Mechanical signalling is still really common. In 2018 there were still four such boxes in London. The thing is that mechanical signalling rarely goes wrong. There are plenty of spare parts available and the skills required to maintain them comparatively straightforward.

Electrical insulation on the other hand degrades, such that plenty of kit from the 1970s now has "do not touch" signs all over it because any disturbance could blackout a wide area. A lot of 1990s kit (so when computerisation started to happen) is now obsolete and difficult to obtain spares. Despite the inefficiency of having one signaller every few miles, the capital expenditure required to resignal the line won't be recouped even with 100 years. As long as you don't want to make any changes, such as electrifying or altering track layouts then it's cheaper to leave things as they are.

It has got to the stage where Network Rail recently re-locked a mechanical signal box in Worcester, rather than replace with modern kit, that's how the economics stack up. Plymouth panel was installed in 1960, but because it will be a long long time before electric wires reach that far west it will long outlive its far younger brethren (Slough IECC lasted from the early 1990s to 2011).

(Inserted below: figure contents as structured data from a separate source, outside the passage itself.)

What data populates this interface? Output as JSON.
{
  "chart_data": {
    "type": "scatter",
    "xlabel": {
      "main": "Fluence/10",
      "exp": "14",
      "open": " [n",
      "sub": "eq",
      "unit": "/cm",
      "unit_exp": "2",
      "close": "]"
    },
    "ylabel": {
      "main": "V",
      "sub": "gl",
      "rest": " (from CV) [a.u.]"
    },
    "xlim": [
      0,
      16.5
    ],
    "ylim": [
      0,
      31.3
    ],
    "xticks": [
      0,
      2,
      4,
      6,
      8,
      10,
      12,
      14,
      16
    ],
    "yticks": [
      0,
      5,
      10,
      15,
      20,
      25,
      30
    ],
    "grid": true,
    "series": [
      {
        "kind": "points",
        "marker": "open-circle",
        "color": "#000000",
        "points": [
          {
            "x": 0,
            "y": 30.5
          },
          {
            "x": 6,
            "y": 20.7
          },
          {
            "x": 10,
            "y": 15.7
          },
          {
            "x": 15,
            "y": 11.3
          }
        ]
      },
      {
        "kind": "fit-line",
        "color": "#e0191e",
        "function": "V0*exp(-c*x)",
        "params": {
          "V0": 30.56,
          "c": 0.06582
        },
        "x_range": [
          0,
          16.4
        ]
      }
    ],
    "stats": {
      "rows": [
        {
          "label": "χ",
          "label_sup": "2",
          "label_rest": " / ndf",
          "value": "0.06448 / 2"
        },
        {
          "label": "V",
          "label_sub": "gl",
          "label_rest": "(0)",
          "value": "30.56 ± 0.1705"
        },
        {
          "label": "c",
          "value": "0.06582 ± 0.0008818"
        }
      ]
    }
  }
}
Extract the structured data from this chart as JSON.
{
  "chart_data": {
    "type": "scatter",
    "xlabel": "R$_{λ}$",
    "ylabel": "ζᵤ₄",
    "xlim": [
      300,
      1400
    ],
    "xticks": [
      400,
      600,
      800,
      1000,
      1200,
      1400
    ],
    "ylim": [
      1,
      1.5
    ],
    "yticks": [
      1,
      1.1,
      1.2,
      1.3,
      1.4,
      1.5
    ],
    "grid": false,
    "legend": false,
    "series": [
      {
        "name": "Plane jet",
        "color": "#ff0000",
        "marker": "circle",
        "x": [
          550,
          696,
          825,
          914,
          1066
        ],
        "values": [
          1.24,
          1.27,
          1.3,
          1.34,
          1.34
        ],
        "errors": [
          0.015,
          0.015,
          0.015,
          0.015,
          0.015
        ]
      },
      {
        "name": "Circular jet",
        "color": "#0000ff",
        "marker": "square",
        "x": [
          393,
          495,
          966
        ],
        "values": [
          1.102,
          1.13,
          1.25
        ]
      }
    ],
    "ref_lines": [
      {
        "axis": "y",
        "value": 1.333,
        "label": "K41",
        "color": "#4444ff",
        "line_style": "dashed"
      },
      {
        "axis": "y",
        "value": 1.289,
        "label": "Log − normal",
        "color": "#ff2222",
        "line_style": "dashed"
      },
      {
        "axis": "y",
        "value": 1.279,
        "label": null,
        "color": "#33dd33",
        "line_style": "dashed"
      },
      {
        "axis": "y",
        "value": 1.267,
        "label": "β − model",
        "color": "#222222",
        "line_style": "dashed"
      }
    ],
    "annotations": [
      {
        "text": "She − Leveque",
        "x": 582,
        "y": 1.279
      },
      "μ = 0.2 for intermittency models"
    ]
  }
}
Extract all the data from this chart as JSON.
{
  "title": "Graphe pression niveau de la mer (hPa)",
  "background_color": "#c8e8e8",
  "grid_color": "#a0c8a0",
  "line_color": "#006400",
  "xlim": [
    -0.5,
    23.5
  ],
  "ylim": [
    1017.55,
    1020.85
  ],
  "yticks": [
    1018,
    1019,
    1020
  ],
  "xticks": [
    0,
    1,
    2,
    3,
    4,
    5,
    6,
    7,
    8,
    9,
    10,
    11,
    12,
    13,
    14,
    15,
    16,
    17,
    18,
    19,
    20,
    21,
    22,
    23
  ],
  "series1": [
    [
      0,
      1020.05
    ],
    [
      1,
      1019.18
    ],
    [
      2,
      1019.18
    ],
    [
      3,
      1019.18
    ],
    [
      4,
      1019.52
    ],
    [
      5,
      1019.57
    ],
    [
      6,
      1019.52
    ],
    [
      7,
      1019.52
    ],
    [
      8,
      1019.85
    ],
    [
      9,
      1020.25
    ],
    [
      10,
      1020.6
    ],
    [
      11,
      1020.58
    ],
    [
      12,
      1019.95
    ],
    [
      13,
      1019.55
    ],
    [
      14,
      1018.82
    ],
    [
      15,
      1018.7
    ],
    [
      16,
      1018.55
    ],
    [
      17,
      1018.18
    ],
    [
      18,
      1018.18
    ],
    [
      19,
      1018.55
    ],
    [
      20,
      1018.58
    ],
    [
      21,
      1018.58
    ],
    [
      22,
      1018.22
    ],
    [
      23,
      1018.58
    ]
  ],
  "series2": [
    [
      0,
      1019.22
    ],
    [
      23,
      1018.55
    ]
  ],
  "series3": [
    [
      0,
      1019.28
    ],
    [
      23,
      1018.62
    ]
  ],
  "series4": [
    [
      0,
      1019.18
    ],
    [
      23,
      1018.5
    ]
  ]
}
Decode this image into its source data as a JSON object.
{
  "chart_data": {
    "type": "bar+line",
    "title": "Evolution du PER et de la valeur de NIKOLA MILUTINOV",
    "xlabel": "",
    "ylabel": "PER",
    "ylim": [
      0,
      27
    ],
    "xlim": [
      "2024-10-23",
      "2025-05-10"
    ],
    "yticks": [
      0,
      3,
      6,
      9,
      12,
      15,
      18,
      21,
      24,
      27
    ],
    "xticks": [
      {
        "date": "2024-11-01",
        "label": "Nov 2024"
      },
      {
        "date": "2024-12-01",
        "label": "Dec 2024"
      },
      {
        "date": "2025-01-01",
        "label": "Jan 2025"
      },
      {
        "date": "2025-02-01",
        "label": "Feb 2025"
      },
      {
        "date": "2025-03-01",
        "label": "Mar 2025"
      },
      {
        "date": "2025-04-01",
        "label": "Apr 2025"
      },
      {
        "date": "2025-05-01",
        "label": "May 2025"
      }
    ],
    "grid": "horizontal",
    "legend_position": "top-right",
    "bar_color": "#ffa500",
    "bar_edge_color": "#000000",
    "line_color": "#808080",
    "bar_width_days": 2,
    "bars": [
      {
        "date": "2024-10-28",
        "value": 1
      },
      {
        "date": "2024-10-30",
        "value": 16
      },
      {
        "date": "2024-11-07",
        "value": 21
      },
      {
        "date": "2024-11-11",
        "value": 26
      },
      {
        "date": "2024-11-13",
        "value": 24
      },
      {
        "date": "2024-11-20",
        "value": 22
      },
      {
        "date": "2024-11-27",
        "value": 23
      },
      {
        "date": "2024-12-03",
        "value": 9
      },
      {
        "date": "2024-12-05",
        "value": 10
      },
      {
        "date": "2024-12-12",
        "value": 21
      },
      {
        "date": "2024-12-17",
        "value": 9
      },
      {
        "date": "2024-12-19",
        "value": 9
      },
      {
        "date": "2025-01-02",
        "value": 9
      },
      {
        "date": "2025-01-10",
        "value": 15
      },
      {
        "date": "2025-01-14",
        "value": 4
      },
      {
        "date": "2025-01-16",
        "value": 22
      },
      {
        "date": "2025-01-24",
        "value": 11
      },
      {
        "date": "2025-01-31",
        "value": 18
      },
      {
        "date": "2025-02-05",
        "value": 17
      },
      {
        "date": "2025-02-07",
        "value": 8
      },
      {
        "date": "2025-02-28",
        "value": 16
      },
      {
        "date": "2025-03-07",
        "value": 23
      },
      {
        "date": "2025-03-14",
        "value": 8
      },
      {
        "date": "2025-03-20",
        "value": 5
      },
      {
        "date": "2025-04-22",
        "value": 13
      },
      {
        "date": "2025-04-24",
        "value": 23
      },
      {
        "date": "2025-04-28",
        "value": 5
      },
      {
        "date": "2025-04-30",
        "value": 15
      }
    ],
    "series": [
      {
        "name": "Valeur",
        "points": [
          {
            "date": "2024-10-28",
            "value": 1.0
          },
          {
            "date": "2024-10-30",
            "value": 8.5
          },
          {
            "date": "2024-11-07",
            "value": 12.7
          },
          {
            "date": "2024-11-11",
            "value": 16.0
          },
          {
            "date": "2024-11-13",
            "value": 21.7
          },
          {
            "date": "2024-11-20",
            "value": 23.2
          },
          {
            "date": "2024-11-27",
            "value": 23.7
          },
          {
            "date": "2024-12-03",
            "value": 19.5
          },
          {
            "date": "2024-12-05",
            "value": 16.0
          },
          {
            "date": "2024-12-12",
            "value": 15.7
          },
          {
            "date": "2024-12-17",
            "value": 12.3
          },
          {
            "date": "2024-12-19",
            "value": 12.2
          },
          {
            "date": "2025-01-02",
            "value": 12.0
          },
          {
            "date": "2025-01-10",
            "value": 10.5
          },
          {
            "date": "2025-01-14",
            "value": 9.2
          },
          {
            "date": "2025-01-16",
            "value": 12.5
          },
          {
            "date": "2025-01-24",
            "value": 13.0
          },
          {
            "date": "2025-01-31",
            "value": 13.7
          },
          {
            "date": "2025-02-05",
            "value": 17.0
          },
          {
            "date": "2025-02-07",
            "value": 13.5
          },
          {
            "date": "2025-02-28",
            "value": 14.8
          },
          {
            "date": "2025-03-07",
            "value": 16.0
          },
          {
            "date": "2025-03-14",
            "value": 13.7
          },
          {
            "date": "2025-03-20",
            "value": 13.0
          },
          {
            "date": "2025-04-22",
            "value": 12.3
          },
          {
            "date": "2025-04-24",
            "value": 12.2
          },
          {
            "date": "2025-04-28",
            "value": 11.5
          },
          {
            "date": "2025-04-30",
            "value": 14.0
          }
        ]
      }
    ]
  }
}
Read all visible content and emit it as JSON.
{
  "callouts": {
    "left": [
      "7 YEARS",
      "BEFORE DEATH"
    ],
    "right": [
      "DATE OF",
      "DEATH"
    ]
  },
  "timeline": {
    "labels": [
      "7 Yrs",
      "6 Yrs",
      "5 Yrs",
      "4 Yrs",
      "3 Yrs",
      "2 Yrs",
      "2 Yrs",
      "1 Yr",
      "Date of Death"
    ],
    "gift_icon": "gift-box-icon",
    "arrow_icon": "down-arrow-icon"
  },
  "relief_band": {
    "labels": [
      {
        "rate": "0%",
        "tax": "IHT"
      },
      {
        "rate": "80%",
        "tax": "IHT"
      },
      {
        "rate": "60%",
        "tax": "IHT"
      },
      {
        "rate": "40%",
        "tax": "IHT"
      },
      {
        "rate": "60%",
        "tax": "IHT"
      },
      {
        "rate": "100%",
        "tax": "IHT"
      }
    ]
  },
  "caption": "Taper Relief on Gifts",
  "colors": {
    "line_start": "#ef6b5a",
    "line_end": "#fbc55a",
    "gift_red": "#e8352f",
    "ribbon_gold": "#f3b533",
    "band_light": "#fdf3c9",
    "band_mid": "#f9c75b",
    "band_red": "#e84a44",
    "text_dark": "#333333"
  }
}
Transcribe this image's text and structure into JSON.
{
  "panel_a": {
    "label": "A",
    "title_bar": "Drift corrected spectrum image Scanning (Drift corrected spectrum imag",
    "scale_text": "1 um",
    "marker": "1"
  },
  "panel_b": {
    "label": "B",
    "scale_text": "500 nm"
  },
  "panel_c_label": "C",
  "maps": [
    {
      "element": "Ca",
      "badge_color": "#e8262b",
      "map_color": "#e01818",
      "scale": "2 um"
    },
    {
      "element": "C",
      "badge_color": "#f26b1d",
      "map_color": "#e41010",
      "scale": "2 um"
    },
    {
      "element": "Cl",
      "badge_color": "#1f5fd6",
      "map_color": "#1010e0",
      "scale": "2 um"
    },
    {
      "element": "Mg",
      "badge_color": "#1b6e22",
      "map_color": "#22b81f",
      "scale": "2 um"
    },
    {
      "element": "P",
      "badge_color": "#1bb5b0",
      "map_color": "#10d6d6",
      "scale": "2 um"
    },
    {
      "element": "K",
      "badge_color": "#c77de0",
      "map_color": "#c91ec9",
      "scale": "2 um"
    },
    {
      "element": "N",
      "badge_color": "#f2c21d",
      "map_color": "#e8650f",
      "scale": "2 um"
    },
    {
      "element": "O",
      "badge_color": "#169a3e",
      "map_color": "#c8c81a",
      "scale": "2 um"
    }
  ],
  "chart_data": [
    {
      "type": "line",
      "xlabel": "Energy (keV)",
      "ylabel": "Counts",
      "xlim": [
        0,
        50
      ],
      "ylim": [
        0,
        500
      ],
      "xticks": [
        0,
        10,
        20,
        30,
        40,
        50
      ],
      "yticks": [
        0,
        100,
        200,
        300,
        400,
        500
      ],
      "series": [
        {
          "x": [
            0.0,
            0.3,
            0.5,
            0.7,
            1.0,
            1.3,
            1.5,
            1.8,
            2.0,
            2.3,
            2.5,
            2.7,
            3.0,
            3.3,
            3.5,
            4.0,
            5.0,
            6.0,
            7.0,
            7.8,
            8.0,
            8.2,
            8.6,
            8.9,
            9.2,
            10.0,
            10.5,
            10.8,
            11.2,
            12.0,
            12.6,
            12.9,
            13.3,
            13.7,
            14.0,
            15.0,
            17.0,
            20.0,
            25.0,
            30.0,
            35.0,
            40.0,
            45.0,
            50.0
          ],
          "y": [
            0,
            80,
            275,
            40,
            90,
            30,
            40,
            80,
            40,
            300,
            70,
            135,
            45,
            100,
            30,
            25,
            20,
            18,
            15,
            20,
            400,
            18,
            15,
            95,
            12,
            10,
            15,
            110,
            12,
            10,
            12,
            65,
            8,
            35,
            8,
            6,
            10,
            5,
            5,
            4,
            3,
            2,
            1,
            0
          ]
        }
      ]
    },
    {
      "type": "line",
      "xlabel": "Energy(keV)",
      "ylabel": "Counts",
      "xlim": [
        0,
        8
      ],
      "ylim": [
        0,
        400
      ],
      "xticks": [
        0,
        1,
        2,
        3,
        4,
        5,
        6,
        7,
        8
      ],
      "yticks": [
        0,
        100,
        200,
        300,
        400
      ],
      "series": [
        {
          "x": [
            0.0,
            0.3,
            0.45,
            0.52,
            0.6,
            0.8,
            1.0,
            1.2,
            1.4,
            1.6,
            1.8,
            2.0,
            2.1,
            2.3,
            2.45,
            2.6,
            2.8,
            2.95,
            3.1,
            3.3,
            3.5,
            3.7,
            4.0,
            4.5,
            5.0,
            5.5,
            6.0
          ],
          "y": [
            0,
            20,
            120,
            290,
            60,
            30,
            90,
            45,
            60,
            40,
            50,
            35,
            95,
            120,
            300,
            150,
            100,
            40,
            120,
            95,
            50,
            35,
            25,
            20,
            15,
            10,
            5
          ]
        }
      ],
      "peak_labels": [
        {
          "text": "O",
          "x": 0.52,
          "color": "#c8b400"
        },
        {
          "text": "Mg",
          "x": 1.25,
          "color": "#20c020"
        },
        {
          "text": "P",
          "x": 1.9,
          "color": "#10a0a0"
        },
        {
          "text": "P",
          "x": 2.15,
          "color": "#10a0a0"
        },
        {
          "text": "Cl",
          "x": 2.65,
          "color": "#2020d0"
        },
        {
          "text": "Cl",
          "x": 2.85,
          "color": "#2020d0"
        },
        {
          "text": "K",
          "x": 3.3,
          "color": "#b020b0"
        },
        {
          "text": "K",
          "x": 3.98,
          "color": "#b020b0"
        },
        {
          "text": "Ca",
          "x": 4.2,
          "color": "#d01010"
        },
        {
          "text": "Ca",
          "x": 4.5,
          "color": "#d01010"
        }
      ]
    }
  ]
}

It's interesting that you mention mechanical signalling, because despite what the government would have everyone believe, RMT and formerly NUR members have had decades of redundancies as the network has modernised in patches. With little protest against real progress. In fact Bob Crow once actually called for the closure of all level crossings.

Why does the railway cost so much?
Well after the various disasters of the late 1990s/early 2000s the railway has been transformed into the safest railway in Europe. That progress didn't come cheap.